Sinologia come forma di neo-colonialismo?
Durante una conferenza a Harvard di qualche giorno fa, il report cinese
Wang Wen ha detto la sua su come studiosi, osservatori e media occidentali
trattano di Cina:
美国观察:在哈佛主讲中国后的震惊
Una docente statunitense ha scritto in un forum accademico:
Wang […] reports that when discussing Chinese media and reporting with
Westerners, his audience invariably fails to understand the 30-year improvement
in media freedom in China, especially during the age of micro-blogging. He also
criticizes Harvard-both the Fairbanks Center and the Department of
Government-for not inviting mainland scholars to give talks. And finally, Wang
argues that even more alarming is that the way of interpreting China, or the
entire China discourse, is being fed to Chinese students by Western professors,
as he discovered over a dinner conversation with a few Chinese students. While
not directing criticism toward anyone in particular, and commentino favorably
on the knowledge of the "foreign" China experts, Wang laments the
abandonment of the discourse on China to "foreigners," that is,
"European and American scholars."
Ora, tralasciando il fatto che la traduzione in inglese dall’originale
cinese non è proprio fedelissima, io credo che quanto detto da Wang merita
attenzione e dovrebbe sviluppare un dibattito a livello politico e accademico.
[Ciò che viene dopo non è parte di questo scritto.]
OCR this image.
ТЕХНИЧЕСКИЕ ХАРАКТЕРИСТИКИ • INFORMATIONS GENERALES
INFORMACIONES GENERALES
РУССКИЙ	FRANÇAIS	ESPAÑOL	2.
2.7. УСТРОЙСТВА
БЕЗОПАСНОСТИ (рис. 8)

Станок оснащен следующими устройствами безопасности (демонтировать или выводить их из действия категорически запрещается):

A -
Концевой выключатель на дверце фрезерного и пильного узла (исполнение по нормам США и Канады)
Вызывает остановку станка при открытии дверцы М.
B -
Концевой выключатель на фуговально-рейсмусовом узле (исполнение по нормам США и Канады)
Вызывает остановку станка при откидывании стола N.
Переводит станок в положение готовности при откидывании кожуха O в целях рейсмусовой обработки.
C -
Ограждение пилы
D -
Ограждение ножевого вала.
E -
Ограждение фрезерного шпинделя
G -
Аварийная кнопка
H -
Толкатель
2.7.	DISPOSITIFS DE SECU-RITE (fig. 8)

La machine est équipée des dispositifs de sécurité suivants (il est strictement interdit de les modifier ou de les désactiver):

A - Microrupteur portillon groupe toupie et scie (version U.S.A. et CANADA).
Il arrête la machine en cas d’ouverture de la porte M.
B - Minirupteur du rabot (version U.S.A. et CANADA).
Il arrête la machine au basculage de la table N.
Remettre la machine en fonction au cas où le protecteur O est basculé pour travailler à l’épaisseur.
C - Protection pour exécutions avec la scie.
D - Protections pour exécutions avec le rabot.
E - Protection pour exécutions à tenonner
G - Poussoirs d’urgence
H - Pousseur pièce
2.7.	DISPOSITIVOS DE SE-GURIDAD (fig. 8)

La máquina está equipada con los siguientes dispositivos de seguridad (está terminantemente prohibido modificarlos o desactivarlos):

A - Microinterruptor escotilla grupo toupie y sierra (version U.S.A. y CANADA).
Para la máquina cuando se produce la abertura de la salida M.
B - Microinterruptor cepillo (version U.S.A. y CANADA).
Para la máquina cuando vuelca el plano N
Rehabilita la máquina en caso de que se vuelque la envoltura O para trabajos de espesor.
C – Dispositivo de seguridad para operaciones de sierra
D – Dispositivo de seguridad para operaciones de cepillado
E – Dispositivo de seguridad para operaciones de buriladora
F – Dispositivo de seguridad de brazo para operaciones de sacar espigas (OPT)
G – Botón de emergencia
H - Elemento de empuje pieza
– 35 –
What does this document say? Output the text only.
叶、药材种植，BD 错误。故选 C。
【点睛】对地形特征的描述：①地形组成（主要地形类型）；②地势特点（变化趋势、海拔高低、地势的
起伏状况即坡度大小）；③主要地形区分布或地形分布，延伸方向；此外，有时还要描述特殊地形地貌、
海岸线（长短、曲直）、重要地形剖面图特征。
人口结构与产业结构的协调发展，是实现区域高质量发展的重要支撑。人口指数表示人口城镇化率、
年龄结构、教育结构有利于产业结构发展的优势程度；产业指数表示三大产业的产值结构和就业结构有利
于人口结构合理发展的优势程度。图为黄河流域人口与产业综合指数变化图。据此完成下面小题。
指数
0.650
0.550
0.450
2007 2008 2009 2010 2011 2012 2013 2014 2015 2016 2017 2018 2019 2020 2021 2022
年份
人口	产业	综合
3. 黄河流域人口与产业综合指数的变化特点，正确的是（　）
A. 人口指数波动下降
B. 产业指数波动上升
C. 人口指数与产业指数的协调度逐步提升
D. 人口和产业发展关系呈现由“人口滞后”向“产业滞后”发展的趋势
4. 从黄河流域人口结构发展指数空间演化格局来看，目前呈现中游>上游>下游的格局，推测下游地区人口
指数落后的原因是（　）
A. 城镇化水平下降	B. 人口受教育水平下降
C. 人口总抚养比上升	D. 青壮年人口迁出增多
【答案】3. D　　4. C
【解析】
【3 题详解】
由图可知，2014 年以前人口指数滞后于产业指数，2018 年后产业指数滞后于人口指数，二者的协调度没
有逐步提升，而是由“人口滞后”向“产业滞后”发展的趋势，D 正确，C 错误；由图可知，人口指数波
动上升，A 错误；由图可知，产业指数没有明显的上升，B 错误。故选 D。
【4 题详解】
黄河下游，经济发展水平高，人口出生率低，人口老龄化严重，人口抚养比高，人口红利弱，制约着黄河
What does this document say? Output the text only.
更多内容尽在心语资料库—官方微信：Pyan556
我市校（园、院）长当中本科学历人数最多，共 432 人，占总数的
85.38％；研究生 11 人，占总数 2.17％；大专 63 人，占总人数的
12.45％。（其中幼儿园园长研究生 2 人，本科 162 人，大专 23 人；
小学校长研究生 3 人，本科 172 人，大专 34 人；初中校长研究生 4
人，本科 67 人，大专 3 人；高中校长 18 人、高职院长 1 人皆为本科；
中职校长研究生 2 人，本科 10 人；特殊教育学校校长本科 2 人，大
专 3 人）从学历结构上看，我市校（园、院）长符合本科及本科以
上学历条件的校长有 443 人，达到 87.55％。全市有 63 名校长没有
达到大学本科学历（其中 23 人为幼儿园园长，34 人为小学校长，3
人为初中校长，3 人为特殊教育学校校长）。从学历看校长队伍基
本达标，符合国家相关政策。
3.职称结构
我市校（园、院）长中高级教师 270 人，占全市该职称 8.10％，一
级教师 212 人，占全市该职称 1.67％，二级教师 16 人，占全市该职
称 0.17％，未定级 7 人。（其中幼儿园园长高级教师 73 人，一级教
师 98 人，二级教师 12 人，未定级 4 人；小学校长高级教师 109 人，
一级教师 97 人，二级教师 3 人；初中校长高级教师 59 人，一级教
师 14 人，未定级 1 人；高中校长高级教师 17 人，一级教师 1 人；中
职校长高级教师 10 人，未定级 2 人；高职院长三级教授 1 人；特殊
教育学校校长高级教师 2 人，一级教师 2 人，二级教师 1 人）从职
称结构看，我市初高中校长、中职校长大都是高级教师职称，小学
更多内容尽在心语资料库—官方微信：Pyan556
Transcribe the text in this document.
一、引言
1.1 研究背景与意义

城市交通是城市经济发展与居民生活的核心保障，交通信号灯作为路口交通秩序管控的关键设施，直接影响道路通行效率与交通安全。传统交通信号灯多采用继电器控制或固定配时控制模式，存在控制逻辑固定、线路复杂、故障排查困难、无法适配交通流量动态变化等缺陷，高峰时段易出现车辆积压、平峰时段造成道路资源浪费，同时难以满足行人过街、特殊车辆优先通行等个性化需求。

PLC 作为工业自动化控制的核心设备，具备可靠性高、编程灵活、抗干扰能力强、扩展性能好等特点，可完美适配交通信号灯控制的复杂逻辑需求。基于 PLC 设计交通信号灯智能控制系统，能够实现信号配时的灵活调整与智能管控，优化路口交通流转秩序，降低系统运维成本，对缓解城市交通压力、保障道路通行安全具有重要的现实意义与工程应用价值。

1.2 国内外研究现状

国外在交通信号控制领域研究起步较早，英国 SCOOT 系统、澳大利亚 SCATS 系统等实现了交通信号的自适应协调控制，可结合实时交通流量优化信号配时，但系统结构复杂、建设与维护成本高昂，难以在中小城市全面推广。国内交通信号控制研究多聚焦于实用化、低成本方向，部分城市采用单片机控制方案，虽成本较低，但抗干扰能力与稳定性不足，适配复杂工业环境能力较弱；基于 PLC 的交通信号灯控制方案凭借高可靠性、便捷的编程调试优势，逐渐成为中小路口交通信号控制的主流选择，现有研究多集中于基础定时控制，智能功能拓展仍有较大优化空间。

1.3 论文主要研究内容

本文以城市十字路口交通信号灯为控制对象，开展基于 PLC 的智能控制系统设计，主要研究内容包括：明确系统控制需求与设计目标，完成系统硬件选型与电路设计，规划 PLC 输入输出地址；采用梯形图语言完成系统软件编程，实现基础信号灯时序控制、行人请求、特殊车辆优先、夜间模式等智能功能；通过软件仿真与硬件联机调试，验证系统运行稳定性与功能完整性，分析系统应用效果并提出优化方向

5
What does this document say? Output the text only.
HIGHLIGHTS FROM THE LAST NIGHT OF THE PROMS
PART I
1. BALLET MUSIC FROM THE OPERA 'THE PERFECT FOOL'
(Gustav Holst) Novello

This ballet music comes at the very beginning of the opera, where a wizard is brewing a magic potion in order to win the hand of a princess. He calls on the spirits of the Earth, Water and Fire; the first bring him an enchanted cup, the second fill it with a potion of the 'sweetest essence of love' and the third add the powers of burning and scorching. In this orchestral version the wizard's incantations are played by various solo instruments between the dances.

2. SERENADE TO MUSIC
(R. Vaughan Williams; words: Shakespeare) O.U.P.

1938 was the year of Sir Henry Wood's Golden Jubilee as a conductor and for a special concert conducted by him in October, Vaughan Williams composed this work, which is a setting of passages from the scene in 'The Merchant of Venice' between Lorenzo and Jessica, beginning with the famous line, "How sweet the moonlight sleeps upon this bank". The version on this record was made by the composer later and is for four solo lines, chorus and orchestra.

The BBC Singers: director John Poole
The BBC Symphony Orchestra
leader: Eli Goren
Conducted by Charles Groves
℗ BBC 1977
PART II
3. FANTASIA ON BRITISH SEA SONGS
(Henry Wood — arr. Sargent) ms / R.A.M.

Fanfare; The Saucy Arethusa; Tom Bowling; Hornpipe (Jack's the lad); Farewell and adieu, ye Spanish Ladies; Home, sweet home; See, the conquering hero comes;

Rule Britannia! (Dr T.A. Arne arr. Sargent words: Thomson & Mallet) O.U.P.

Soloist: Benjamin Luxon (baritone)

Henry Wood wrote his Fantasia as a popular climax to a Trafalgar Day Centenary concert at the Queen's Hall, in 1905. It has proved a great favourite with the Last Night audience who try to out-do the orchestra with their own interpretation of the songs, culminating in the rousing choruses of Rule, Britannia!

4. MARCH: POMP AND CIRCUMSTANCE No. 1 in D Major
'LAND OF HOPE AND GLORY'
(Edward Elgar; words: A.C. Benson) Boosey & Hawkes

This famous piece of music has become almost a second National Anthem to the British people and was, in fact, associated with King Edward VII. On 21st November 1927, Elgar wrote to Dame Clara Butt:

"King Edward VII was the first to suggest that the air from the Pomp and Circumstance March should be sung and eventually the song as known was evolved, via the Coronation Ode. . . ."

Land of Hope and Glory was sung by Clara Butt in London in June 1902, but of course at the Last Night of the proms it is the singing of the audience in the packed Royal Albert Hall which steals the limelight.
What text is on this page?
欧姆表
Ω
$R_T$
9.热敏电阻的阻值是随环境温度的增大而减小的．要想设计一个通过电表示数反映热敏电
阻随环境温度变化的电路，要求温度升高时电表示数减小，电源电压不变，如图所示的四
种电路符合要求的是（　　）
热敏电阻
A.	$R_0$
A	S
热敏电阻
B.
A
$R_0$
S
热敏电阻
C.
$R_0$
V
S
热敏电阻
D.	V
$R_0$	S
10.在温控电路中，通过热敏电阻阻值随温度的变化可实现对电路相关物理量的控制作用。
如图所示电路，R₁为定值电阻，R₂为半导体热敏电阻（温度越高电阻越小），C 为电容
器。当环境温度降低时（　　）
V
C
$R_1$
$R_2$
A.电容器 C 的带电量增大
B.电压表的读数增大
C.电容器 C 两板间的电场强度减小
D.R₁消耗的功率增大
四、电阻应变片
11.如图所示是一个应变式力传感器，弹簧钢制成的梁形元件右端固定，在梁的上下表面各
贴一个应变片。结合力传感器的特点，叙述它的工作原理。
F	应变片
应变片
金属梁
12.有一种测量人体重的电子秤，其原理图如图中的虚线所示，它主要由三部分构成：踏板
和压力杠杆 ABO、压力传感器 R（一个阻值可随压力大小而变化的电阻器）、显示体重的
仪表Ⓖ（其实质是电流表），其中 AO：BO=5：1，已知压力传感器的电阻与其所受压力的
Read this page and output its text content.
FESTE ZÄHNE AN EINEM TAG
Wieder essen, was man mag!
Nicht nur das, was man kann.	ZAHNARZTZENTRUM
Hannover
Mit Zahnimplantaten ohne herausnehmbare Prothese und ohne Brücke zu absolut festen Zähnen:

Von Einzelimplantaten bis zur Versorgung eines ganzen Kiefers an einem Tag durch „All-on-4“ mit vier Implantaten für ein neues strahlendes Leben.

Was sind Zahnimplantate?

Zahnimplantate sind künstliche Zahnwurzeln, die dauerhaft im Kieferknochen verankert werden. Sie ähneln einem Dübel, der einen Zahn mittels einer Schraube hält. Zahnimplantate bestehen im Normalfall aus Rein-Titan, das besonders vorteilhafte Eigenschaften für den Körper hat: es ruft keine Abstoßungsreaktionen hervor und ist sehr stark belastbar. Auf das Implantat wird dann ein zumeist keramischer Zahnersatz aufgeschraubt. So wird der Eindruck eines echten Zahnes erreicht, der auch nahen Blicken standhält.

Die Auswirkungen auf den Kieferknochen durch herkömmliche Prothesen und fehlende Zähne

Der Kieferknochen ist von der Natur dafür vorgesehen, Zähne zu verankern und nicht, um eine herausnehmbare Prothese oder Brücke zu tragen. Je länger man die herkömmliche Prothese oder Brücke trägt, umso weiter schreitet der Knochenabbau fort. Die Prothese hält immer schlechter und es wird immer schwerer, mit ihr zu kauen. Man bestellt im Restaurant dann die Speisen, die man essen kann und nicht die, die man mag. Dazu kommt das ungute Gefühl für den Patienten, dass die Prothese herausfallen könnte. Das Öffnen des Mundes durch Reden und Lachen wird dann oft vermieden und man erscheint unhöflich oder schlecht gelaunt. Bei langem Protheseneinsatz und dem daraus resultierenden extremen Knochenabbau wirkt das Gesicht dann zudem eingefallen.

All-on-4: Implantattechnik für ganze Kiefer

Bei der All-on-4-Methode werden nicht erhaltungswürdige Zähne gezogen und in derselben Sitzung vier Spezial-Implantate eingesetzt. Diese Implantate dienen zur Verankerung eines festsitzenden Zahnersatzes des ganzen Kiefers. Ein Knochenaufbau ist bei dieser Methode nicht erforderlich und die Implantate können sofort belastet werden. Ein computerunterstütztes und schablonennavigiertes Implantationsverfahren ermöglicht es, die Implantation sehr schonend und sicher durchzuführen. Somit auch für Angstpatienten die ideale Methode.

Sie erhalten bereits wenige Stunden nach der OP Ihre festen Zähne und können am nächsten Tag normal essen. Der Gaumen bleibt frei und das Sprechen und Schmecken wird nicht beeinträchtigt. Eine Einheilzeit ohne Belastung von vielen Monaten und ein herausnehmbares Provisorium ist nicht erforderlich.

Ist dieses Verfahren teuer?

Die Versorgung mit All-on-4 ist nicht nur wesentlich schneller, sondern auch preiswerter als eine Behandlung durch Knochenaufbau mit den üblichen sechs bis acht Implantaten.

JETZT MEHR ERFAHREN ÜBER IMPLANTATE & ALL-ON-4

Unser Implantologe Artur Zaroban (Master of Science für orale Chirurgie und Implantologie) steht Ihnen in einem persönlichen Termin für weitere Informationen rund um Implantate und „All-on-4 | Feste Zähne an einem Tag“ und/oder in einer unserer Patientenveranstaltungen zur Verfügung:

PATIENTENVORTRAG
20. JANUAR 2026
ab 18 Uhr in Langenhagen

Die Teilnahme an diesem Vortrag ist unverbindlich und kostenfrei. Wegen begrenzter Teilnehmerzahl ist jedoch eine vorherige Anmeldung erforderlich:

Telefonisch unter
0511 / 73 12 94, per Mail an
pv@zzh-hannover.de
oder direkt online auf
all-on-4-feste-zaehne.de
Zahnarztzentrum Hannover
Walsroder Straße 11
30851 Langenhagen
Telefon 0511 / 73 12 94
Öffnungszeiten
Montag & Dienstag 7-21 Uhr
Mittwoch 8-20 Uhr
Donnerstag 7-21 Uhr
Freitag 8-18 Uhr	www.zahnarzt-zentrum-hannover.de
È vero che moltissimi studenti, ricercatori e professori cinesi stanno
trovando posto nelle università occidentali, ed è anche vero che l’influenza
delle istituzioni cinesi nel mondo accademico occidentale sta aumentando (vedi
il caso degli Istituti Confucio), al pari dei loro investimenti.
Ma è anche vero (e lo dico perché lo vivo sulla mia pelle) che sempre
più stranieri stanno insegnando nelle università e nei centri di ricerca
cinesi, è vero che la gran parte del dibattito degli ultimi venti anni sulla
Cina (in lingua non cinese) è in mano ai media, alle istituzioni, agli studiosi
e alle lobby occidentali. Cioè siamo “noi” ad analizzare e decidere “cosa sono
e perché” i cinesi. I cinesi stessi in questo dibattito globale (in lingua non
cinese, ripeto) hanno poca voce in capitolo.
Io ci vedo del neo-colonialismo. Fare propria l’economia e la politica
di un paese (ormai troppo forte per essere governato a livello militare, politico
o economico) studiandolo a fondo, descrivendolo, rappresentandolo, discutendolo
a non finire. Persino agli stessi cinesi: vedi il caso di docenti americani o
europei che insegnano scienze sociali cinesi ai cinesi stessi, o i dibattiti in
TV o nelle università occidentali sulla Cina che non prevedono quasi invitati
cinesi.
Sì, è un problema e andrebbe discusso. Ma così rischiamo di perdere l’egemonia
culturale e politica che spetta, tradizionalmente, all’uomo bianco.
Alla base di tutto c’è ovviamente il difficile rapporto tra la politica
di un paese e l’educazione che sceglie di dare ai suoi giovani. L’università e
la comunità accademica dovrebbero esulare da questi (sporchi) giochi di potere,
di politica, di nazionalismo e campanilismo. Ma è chiaro che così non è.